Когда мы обращены к чему-то как взятому само по себе, то не только нам от него ничего не нужно, но и ему от нас ничего не нужно тоже. Оно как бы увольняет своего потенциального исследователя, однако увольняет не так, что прогоняет его или от него закрывается. Прячась от зрителя, чья возможность предусмотрена объективно, оно бы лишь выявило свою с ним связанность. Невозможно прогнать то, для чего оставлена ниша. Другое дело, если такой ниши не предусмотрено. Поэтому незаинтересованность того, чему внимают без какой-либо корысти, в свидетельских показаниях проявляется не в изгнании своего свидетеля, но в проникновении на его место — в создании ситуации, когда между тем, кто смотрит, и тем, на что смотрят, нет никакой разницы, а отсутствие таковой есть отсутствие условий и смысла смотрения. На не-иное смотреть не надо. Или скажем так: смотреть здесь не на что.
«Видеть» — неполный термин. «Видеть» раскрывается как «видеть отличия, особенности и границы». Увидеть, другими словами, можно и нужно не-целое, ведь границы и особенности есть только у него.
Дело, стало быть, не в том, что целому не нужны свидетели. Будь так, оно бы меня уничтожило, а не заполнило собой. Заполнив меня собою, возникнув на месте меня и себя как моего объекта в качестве нашего единства, оно освободилось не столько от потребности в своем свидетеле, сколько от самого себя. Относительно занявшего в том числе место своего потенциального наблюдателя верно скорее то, что наблюдать здесь уже не за чем, нежели то, что наблюдать за ним уже не нужно. Не отрицающее своего свидетеля, но заходящее в него как к себе домой, выпадает не только из числа того, чему нужны свидетели, но и из числа того, чему они не нужны. Вообще оказывается за пределами кого-то/чего-то, перестает быть кем-то/чем-то. Ведь на самом деле нет ничего, чему были бы не нужны свидетели. Всякому «чему-то» они нужны. Они могут быть не нужны только ничему и «не чему-то»; правда, про таковое уже не скажешь, что ему — кому «ему»? — что-то ненужно либо, наоборот, нужно. Впрочем, это — уже другая, куда более сложная тема.

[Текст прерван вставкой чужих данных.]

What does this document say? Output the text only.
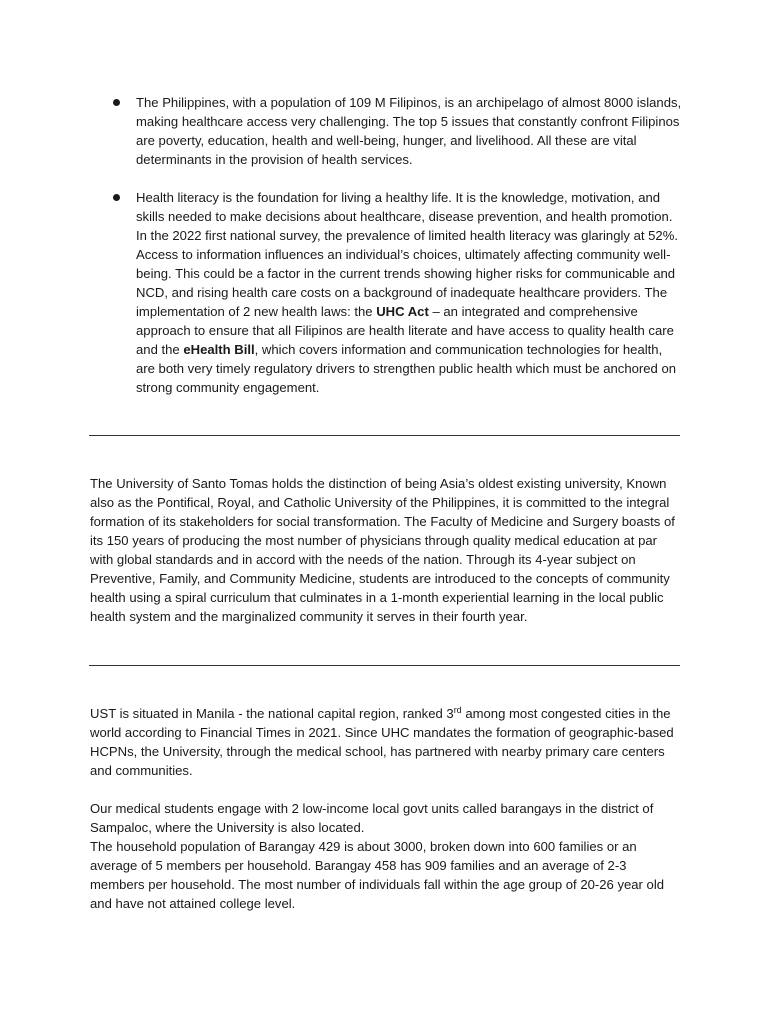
The Philippines, with a population of 109 M Filipinos, is an archipelago of almost 8000 islands, making healthcare access very challenging. The top 5 issues that constantly confront Filipinos are poverty, education, health and well-being, hunger, and livelihood. All these are vital determinants in the provision of health services.
Health literacy is the foundation for living a healthy life. It is the knowledge, motivation, and skills needed to make decisions about healthcare, disease prevention, and health promotion. In the 2022 first national survey, the prevalence of limited health literacy was glaringly at 52%. Access to information influences an individual’s choices, ultimately affecting community well-being. This could be a factor in the current trends showing higher risks for communicable and NCD, and rising health care costs on a background of inadequate healthcare providers. The implementation of 2 new health laws: the UHC Act – an integrated and comprehensive approach to ensure that all Filipinos are health literate and have access to quality health care and the eHealth Bill, which covers information and communication technologies for health, are both very timely regulatory drivers to strengthen public health which must be anchored on strong community engagement.

The University of Santo Tomas holds the distinction of being Asia’s oldest existing university, Known also as the Pontifical, Royal, and Catholic University of the Philippines, it is committed to the integral formation of its stakeholders for social transformation. The Faculty of Medicine and Surgery boasts of its 150 years of producing the most number of physicians through quality medical education at par with global standards and in accord with the needs of the nation. Through its 4-year subject on Preventive, Family, and Community Medicine, students are introduced to the concepts of community health using a spiral curriculum that culminates in a 1-month experiential learning in the local public health system and the marginalized community it serves in their fourth year.

UST is situated in Manila - the national capital region, ranked 3rd among most congested cities in the world according to Financial Times in 2021. Since UHC mandates the formation of geographic-based HCPNs, the University, through the medical school, has partnered with nearby primary care centers and communities.

Our medical students engage with 2 low-income local govt units called barangays in the district of Sampaloc, where the University is also located.
The household population of Barangay 429 is about 3000, broken down into 600 families or an average of 5 members per household. Barangay 458 has 909 families and an average of 2-3 members per household. The most number of individuals fall within the age group of 20-26 year old and have not attained college level.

Поэтому вернемся назад и сделаем небольшое уточнение. То, к чему я обращаюсь не для себя и не для чего-то еще стороннего, но ради него самого, является цельностью объективно, изначально. Дополнение его мною, а точнее моим местом, происходит в моем восприятии, и вот в нем оно как цельность в известном смысле рождается — в дубле реальности, составляющем то, что принято называть «моим сознанием». Проявляя чистый интерес, я освобождаю от себя свой собственный внутренний мир. Так что это вполне возможно — чтобы мое сознание пережило меня.
По большому счету, никакого такого «интереса к чему-то самому по себе» и нет. Всякий раз, когда мы говорим, будто нечто интересно нам само по себе, мы говорим про ситуацию, когда нас уже нет, потому как то, с чем мы столкнулись, оказалось тем, чего одного достаточно и что, следовательно, одно и есть.
Вместо внимания к чему-то ради него самого имеется в действительности не более чем одно лишь то, чему мы якобы внимаем. Ни нас, ни процесса внимания здесь нет. Есть лишь внимаемое, якобы внимаемое, и единственное, что происходит, так это его бытие — внутреннее, не демонстрируемое, никуда не проявляющееся бытие целого, если, конечно, целое не таково, что вообще находится по ту сторону бытия или небытия.